The outlook for achieving zero leprosy in the coming decades is better than ever before, but it is admittedly very ambitious. It can only be reached if all leprosy endemic countries enhance their leprosy control activities to include: 1) active case finding strategies such as improved diagnosis; 2) contact screening; and 3) implementation of PEP. The proposed reduction in new case detection of 70% in 2030 is theoretically attainable if these interventions are introduced widely. [12]

However, there is also an important threat.
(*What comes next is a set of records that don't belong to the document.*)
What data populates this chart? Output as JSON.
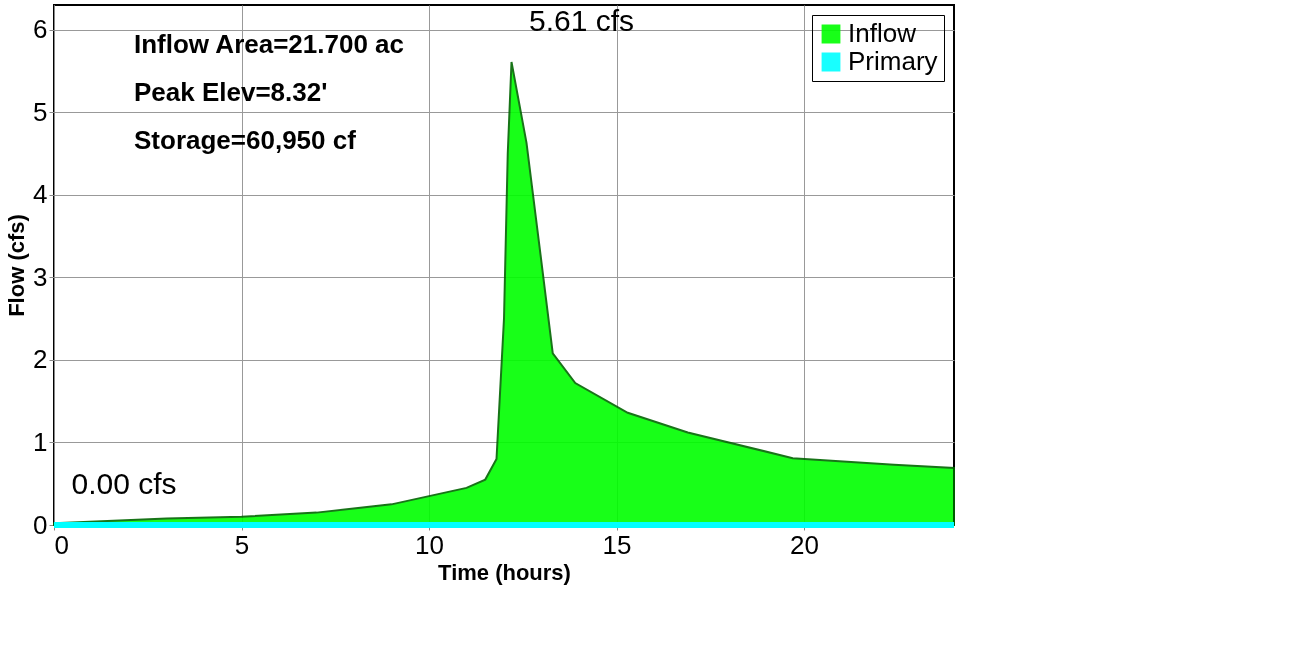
{
  "chart_data": {
    "type": "area",
    "xlabel": "Time  (hours)",
    "ylabel": "Flow  (cfs)",
    "xlim": [
      0,
      24
    ],
    "ylim": [
      0,
      6.3
    ],
    "xticks": [
      0,
      5,
      10,
      15,
      20
    ],
    "yticks": [
      0,
      1,
      2,
      3,
      4,
      5,
      6
    ],
    "grid": true,
    "legend": "top right",
    "series": [
      {
        "name": "Inflow",
        "color": "#00ff00",
        "x": [
          0,
          3,
          5,
          7,
          9,
          10,
          11,
          11.5,
          11.8,
          12.0,
          12.1,
          12.2,
          12.6,
          13.0,
          13.3,
          13.9,
          15.3,
          16.9,
          19.7,
          22.4,
          24
        ],
        "values": [
          0.02,
          0.08,
          0.1,
          0.15,
          0.25,
          0.35,
          0.45,
          0.55,
          0.8,
          2.5,
          4.5,
          5.61,
          4.63,
          3.18,
          2.08,
          1.72,
          1.36,
          1.12,
          0.81,
          0.73,
          0.69
        ]
      },
      {
        "name": "Primary",
        "type": "line",
        "color": "#00ffff",
        "x": [
          0,
          24
        ],
        "values": [
          0,
          0
        ]
      }
    ],
    "annotations": [
      {
        "text": "5.61 cfs",
        "x": 12.2,
        "y": 5.61
      },
      {
        "text": "0.00 cfs",
        "x": 0,
        "y": 0
      },
      "Inflow Area=21.700 ac",
      "Peak Elev=8.32'",
      "Storage=60,950 cf"
    ]
  }
}
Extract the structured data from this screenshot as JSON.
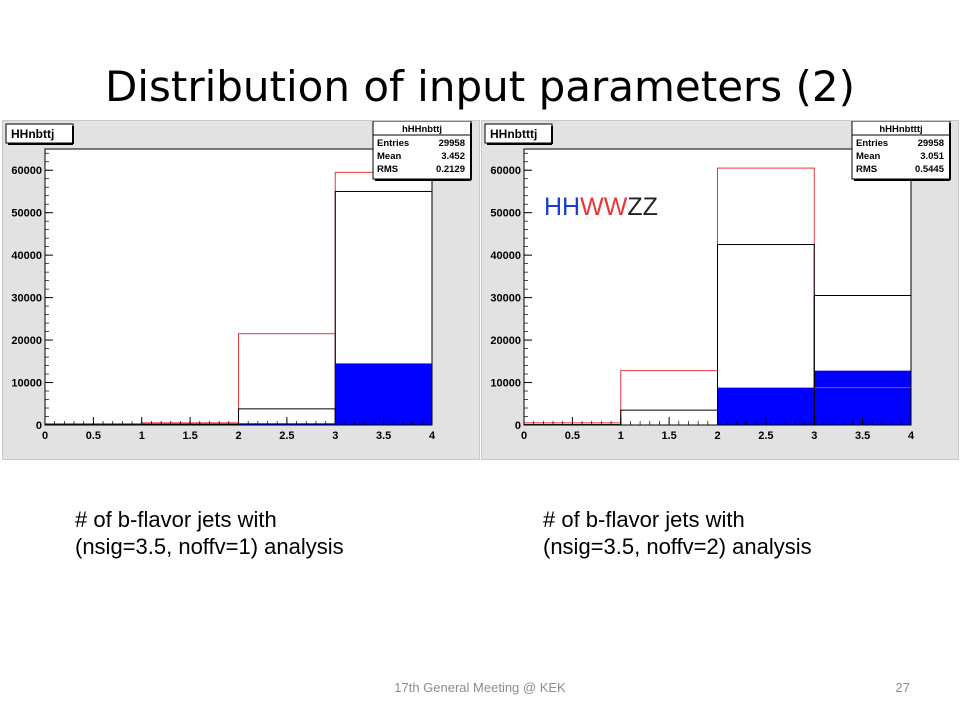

With the waning of interest in leprosy since the year 2000 and the integration of the disease into the regular health systems, the number of medical doctors and health workers at the primary care level with experience in diagnosing and treating leprosy has decreased substantially all over the world. Expertise is being lost and will be difficult to build up again. Seasoned leprologists and leprosy researchers are retiring and not being replaced sufficiently by young doctors and scientists with interest in leprosy. There is a need for fresh ‘blood’, and hopefully young tropical doctors will be encouraged by this article to take interest in the fascinating topic of leprosy with its many challenges in the area of clinical medicine, public health, and social inclusion. The next generation needs to realize the ambition of a leprosy-free world in the decades to come.